5.2.3 Unforeseen Fiscal Costs

Related to the first two points are costs that may result from a gift that had not been considered. If a donor provides $50 million dollars to build a science building, the costs are generally concerned with construction. What may have not been foreseen is the annual maintenance and upkeep costs of the building that had not been built into the gift. If three generous donors have given the funding necessary for new buildings, the physical plant may have improved dramatically, but the annual costs to the overall budget may be increased by millions of dollars that otherwise would have gone to something else.

Universities also invest their endowment in stocks and bonds. Unfortunately, investments not only go up; the market can go down. A university that has become accustomed to spending the interest on the endowment every year faces difficult decisions when the market falls precipitously, such as during the recession of 2008 and the pandemic of 2020. The point is less that opportunities should be summarily rejected; rather, the institution needs to understand that opportunities come with associated risks.

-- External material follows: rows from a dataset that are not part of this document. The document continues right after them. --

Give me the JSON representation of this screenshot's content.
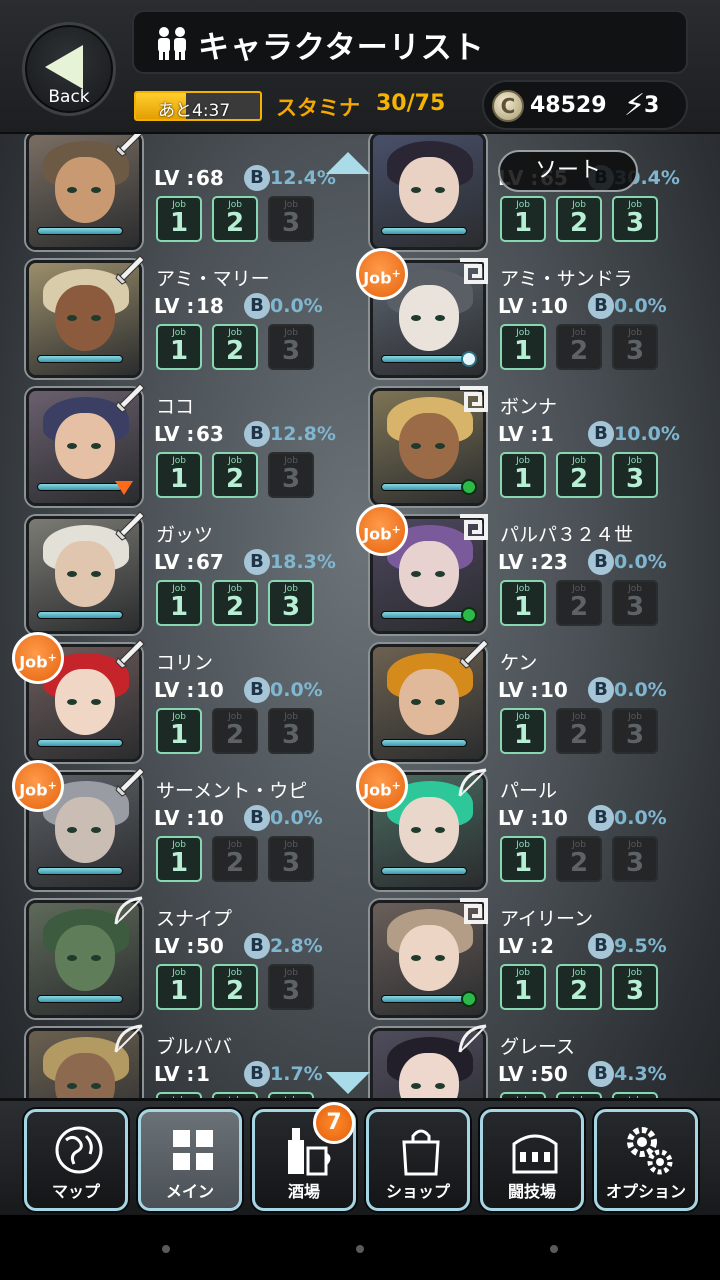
{
  "header": {
    "back_label": "Back",
    "title": "キャラクターリスト",
    "stamina_timer": "あと4:37",
    "stamina_label": "スタミナ",
    "stamina_value": "30/75",
    "stamina_fraction": 0.4,
    "coins": "48529",
    "energy": "3"
  },
  "controls": {
    "sort_label": "ソート"
  },
  "characters": [
    {
      "name": "",
      "lv": "68",
      "b": "12.4%",
      "jobs": [
        1,
        1,
        0
      ],
      "job_badge": false,
      "class": "sword",
      "end": "none"
    },
    {
      "name": "",
      "lv": "65",
      "b": "30.4%",
      "jobs": [
        1,
        1,
        1
      ],
      "job_badge": false,
      "class": "none",
      "end": "none"
    },
    {
      "name": "アミ・マリー",
      "lv": "18",
      "b": "0.0%",
      "jobs": [
        1,
        1,
        0
      ],
      "job_badge": false,
      "class": "sword",
      "end": "none"
    },
    {
      "name": "アミ・サンドラ",
      "lv": "10",
      "b": "0.0%",
      "jobs": [
        1,
        0,
        0
      ],
      "job_badge": true,
      "class": "spiral",
      "end": "white"
    },
    {
      "name": "ココ",
      "lv": "63",
      "b": "12.8%",
      "jobs": [
        1,
        1,
        0
      ],
      "job_badge": false,
      "class": "sword",
      "end": "tri"
    },
    {
      "name": "ボンナ",
      "lv": "1",
      "b": "10.0%",
      "jobs": [
        1,
        1,
        1
      ],
      "job_badge": false,
      "class": "spiral",
      "end": "green"
    },
    {
      "name": "ガッツ",
      "lv": "67",
      "b": "18.3%",
      "jobs": [
        1,
        1,
        1
      ],
      "job_badge": false,
      "class": "sword",
      "end": "none"
    },
    {
      "name": "パルパ３２４世",
      "lv": "23",
      "b": "0.0%",
      "jobs": [
        1,
        0,
        0
      ],
      "job_badge": true,
      "class": "spiral",
      "end": "green"
    },
    {
      "name": "コリン",
      "lv": "10",
      "b": "0.0%",
      "jobs": [
        1,
        0,
        0
      ],
      "job_badge": true,
      "class": "sword",
      "end": "none"
    },
    {
      "name": "ケン",
      "lv": "10",
      "b": "0.0%",
      "jobs": [
        1,
        0,
        0
      ],
      "job_badge": false,
      "class": "sword",
      "end": "none"
    },
    {
      "name": "サーメント・ウピ",
      "lv": "10",
      "b": "0.0%",
      "jobs": [
        1,
        0,
        0
      ],
      "job_badge": true,
      "class": "sword",
      "end": "none"
    },
    {
      "name": "パール",
      "lv": "10",
      "b": "0.0%",
      "jobs": [
        1,
        0,
        0
      ],
      "job_badge": true,
      "class": "bow",
      "end": "none"
    },
    {
      "name": "スナイプ",
      "lv": "50",
      "b": "2.8%",
      "jobs": [
        1,
        1,
        0
      ],
      "job_badge": false,
      "class": "bow",
      "end": "none"
    },
    {
      "name": "アイリーン",
      "lv": "2",
      "b": "9.5%",
      "jobs": [
        1,
        1,
        1
      ],
      "job_badge": false,
      "class": "spiral",
      "end": "green"
    },
    {
      "name": "ブルババ",
      "lv": "1",
      "b": "1.7%",
      "jobs": [
        1,
        1,
        1
      ],
      "job_badge": false,
      "class": "bow",
      "end": "none"
    },
    {
      "name": "グレース",
      "lv": "50",
      "b": "4.3%",
      "jobs": [
        1,
        1,
        1
      ],
      "job_badge": false,
      "class": "bow",
      "end": "none"
    }
  ],
  "labels": {
    "lv": "LV :",
    "b": "B",
    "job": "Job",
    "job_badge": "Job"
  },
  "nav": [
    {
      "label": "マップ",
      "icon": "map-globe-icon"
    },
    {
      "label": "メイン",
      "icon": "grid-icon"
    },
    {
      "label": "酒場",
      "icon": "tavern-bottle-icon",
      "badge": "7"
    },
    {
      "label": "ショップ",
      "icon": "shopping-bag-icon"
    },
    {
      "label": "闘技場",
      "icon": "colosseum-icon"
    },
    {
      "label": "オプション",
      "icon": "gears-icon"
    }
  ],
  "colors": {
    "accent_teal": "#87d8b2",
    "stamina_orange": "#f5a800",
    "job_badge_orange": "#e5640e",
    "b_value_blue": "#7fb6d0"
  }
}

5.2.4 Institutional Beliefs

Any institution has particular beliefs on which it stands. In a religious institution, such as a Catholic university, these beliefs may be self-evident, but they are true to any institution that has a history. Beliefs also change, but they change for a variety of intellectual reasons. A donor who wishes to change the belief system of the institution by way of a significant donation offers a challenge to any organization. Sometimes, it is better for an institution to close than to compromise its values. The purpose of organizational life is not survival at any costs. The work of the president, board, and faculty is to determine and to articulate the beliefs of the institution when a donor’s largesse needs to be rejected because it would compromise the institution in a way that would make it unrecognizable.

6 Conclusions

I have pointed out here how philanthropic giving has played a significant role in the life of American colleges and universities. On the one hand, donations make options available that otherwise may not have been forthcoming. On the other hand, donations also play a central role in the functioning of the institution as public support declines and tuition increases can no longer be sustained. I described the various forms of fund-raising that takes place—annual giving and capital campaigns—and considered what fund-raising entails. Although I pointed out the obvious strengths of fund-raising, I also cautioned against the fulsome embrace of philanthropy without thinking through the strategic direction of the institution. Regardless of the potential pitfalls that exist, I do not see a decline in the import of philanthropic giving in the foreseeable future, especially given global crises such as the pandemic caused by COVID-19. Accordingly, I see an increase in philanthropic giving throughout the world.